After years of robot development and commercialization, the founders decided their robots may be better suited for warehouses than health care. In 2017, Daniel spun out Vecna Robotics to focus exclusively on robotics for industrial settings like manufacturing, logistics, and order fulfillment.

“We’ve sort of done four different growths and exits,” Deborah explains. “It’s been a fun ride.”

Continuing to innovate

As it nears the 25th anniversary of its founding, Vecna Technologies is far from finished. Its leaders believe the firm’s products and expertise can play a significant role in the burgeoning home health care and extended care industries, helping patients stay out of hospitals while remaining safe.

“As we look at the aging population, that burden of care is really going to fall on family members as well as [health care organizations],” Deborah says. “I’d love to be able to provide better tools for them to care for loved ones, which is often unpaid and unrecognized.”

Later this year, the company will release an inexpensive home care robot that can move autonomously or by remote control to help care for people struggling with diseases like Alzheimer’s.

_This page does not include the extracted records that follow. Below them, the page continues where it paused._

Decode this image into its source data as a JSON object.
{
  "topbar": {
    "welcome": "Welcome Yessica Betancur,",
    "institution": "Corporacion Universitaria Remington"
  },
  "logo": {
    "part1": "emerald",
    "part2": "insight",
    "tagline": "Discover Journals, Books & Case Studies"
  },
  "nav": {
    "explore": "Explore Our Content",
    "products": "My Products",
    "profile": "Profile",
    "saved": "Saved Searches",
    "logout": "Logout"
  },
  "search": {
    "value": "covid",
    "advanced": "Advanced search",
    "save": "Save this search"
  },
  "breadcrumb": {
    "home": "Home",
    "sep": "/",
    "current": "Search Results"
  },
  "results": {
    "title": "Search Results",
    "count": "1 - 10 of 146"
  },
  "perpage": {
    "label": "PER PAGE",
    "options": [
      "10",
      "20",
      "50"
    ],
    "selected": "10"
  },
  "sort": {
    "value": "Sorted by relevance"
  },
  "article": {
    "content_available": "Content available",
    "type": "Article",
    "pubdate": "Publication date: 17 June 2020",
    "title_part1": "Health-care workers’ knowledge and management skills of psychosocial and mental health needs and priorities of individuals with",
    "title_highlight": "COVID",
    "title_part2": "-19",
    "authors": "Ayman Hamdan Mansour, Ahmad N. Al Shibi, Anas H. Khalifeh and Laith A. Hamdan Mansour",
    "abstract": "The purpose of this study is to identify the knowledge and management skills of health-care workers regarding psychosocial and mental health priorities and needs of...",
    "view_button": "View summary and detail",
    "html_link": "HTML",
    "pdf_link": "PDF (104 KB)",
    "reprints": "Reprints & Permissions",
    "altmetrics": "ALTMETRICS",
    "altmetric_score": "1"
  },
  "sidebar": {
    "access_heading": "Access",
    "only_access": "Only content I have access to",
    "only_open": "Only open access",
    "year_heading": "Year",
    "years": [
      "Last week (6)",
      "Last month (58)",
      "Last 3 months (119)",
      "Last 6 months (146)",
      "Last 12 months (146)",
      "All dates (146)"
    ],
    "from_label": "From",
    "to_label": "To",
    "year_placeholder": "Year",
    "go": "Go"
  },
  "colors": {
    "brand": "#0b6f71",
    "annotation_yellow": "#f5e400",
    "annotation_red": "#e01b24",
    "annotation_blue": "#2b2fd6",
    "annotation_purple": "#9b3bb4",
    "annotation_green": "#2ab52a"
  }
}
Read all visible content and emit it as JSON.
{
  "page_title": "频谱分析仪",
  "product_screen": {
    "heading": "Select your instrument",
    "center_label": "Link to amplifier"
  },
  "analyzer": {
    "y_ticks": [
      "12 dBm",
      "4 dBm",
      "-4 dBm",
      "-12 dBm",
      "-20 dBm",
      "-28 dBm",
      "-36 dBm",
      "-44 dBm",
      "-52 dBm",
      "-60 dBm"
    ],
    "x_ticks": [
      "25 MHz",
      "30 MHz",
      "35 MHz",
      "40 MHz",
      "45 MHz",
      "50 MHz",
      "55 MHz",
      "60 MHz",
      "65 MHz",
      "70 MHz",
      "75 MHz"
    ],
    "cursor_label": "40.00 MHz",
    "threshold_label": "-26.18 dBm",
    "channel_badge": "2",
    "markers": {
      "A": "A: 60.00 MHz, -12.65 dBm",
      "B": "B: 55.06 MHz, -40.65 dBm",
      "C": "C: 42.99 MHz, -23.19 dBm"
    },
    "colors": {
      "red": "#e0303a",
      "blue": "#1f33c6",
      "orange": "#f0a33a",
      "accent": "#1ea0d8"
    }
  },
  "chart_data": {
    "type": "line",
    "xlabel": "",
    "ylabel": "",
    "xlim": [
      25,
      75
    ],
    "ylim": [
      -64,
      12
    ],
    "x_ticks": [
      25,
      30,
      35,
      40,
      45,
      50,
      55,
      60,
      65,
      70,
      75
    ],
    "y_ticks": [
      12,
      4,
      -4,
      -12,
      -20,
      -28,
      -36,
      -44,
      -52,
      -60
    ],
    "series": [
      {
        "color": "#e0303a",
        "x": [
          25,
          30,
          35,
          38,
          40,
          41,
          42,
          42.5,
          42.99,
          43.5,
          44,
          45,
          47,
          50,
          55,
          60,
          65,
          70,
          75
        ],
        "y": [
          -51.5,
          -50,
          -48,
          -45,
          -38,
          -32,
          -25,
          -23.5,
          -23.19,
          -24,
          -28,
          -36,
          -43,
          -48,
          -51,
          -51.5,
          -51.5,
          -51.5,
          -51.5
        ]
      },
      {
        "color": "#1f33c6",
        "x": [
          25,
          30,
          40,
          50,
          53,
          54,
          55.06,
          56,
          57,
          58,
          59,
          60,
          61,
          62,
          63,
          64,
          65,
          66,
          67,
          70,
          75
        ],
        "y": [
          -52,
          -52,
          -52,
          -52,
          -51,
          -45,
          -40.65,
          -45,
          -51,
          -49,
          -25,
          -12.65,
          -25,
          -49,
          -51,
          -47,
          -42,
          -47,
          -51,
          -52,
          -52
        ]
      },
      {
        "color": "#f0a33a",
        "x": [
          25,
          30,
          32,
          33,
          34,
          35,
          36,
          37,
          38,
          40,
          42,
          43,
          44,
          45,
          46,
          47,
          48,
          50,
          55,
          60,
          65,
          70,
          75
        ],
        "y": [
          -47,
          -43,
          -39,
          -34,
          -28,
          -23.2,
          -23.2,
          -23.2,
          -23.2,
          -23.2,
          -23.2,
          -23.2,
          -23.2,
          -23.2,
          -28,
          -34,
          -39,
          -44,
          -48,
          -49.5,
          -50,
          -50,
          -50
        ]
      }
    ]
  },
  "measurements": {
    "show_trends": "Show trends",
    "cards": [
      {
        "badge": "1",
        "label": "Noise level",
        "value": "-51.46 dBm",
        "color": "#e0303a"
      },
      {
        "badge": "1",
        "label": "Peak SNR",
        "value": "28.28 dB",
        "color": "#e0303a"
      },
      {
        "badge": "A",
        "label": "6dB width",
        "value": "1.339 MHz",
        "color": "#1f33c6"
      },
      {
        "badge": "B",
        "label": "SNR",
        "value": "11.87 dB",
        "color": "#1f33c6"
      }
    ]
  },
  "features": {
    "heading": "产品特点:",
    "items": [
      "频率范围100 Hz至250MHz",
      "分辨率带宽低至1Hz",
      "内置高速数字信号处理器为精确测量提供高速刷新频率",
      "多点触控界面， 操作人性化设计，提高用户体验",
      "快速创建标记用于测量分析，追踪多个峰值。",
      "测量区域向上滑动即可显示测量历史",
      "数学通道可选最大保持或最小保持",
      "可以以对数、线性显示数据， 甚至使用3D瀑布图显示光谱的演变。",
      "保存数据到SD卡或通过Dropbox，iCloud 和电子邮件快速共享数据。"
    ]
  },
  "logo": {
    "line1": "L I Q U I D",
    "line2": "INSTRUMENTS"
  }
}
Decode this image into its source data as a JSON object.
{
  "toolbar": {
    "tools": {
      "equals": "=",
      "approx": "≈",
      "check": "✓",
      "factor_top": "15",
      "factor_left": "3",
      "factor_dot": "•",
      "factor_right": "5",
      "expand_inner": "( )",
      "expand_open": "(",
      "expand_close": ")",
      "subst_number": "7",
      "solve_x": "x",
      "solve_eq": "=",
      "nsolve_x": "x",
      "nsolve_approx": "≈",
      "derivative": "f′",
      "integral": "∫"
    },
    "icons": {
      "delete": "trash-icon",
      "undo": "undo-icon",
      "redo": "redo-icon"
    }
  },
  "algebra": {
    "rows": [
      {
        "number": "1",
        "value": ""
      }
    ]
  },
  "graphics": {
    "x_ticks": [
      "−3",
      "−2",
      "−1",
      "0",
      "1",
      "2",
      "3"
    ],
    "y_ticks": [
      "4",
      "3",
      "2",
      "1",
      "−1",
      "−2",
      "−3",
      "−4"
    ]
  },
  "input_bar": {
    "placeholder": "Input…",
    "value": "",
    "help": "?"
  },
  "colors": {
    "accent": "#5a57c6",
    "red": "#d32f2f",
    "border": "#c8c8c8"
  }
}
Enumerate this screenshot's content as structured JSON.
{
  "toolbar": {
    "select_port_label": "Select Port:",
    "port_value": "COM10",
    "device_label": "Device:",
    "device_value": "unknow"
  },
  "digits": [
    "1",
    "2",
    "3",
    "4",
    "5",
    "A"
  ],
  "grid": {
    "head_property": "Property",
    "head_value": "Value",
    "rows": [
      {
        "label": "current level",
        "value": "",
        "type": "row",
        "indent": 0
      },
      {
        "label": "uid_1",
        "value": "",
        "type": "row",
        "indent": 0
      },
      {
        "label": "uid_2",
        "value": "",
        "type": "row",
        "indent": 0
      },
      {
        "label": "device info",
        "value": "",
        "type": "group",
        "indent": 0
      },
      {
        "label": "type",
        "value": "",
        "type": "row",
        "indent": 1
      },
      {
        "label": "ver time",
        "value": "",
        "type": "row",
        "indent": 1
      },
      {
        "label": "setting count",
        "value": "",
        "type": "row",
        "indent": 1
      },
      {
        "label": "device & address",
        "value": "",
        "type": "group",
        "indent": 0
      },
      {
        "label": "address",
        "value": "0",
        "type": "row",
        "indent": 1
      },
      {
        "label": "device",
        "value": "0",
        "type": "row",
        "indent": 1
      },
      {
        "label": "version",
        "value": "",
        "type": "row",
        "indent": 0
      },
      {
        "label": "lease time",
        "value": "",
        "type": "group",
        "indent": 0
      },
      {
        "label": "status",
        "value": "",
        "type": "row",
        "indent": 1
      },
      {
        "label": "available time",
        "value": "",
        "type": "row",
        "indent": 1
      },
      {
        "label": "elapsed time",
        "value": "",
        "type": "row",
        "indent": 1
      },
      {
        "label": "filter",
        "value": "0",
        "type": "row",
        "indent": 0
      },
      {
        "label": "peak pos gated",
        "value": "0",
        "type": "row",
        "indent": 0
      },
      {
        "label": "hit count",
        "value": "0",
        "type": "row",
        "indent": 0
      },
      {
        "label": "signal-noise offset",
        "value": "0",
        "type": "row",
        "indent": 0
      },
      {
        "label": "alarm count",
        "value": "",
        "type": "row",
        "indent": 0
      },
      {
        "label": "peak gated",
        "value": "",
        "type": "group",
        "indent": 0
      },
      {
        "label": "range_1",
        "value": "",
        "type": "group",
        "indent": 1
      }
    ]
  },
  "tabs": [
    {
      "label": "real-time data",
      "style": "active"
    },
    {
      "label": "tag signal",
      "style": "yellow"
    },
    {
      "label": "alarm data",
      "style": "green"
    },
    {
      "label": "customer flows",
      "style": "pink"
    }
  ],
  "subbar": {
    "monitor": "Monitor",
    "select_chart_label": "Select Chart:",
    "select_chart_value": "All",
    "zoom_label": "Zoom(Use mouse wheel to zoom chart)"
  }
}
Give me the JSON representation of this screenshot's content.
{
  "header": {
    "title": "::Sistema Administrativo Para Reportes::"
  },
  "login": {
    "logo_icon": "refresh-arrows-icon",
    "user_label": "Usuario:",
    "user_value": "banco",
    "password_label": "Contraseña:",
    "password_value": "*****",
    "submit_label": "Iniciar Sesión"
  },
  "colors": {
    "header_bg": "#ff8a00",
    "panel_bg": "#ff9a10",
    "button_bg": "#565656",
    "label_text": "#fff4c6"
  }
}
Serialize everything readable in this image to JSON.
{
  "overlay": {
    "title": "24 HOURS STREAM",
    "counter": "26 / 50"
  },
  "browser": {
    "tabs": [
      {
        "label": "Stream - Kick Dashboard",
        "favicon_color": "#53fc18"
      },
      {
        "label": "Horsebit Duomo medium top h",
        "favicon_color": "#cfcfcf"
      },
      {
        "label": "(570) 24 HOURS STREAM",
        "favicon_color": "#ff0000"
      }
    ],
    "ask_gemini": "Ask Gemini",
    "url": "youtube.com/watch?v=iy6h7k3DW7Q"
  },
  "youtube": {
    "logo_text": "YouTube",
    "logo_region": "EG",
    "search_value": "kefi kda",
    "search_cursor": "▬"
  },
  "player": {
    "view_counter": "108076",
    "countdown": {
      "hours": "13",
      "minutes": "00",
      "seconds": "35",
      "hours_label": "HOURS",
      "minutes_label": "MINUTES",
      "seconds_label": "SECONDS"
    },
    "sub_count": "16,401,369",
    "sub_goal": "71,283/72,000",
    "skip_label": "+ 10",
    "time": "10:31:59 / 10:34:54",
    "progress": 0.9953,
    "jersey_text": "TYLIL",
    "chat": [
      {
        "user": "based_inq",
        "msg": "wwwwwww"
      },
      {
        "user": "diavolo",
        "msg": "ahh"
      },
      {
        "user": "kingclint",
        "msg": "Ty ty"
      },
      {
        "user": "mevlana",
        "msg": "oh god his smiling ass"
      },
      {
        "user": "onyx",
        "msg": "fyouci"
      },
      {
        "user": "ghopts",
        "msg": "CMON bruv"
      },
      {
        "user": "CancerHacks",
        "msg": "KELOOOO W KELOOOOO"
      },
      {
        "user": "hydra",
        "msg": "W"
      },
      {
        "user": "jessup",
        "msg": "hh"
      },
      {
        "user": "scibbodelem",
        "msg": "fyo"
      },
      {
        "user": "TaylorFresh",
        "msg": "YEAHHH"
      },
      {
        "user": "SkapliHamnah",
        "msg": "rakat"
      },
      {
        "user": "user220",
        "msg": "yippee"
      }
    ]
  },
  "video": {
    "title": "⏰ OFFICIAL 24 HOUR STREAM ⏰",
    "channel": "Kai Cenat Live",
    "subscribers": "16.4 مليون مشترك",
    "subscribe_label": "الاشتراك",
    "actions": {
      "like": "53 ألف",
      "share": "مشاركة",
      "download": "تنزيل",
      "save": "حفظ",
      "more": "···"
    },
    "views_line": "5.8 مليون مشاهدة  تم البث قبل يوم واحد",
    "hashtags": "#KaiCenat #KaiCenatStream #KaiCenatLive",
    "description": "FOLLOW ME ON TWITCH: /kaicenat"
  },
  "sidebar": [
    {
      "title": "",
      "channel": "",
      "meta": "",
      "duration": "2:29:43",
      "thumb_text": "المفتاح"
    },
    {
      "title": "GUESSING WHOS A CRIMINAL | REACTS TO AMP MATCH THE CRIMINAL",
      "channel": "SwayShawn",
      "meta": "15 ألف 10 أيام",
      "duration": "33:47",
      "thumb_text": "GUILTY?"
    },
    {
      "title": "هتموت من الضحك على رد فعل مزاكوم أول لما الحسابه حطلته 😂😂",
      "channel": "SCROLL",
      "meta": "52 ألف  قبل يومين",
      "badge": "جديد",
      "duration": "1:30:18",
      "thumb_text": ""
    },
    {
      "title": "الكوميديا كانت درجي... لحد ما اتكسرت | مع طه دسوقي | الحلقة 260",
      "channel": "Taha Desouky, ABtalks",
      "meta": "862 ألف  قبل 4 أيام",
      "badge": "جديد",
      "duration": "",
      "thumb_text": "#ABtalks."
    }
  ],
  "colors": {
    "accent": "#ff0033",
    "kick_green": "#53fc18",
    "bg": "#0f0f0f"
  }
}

The robots will be part of Vecna’s “Be There Network” that health care providers can use to provide care for large numbers of patients despite staff shortages.

“Now you can see and hear and feel like you’re actually there to more seamlessly interact with the environment,” Deborah says. “We see that as the wave of the future now that people have begun to embrace telepresence. There are so many uses for this robot. People keep coming up with more ideas as they catch the vision.”

No matter what the future holds for Vecna — whose motto is “Better technology, better world” — the founders say the company will continue exploring new applications where its technologies could make a real difference in people’s lives.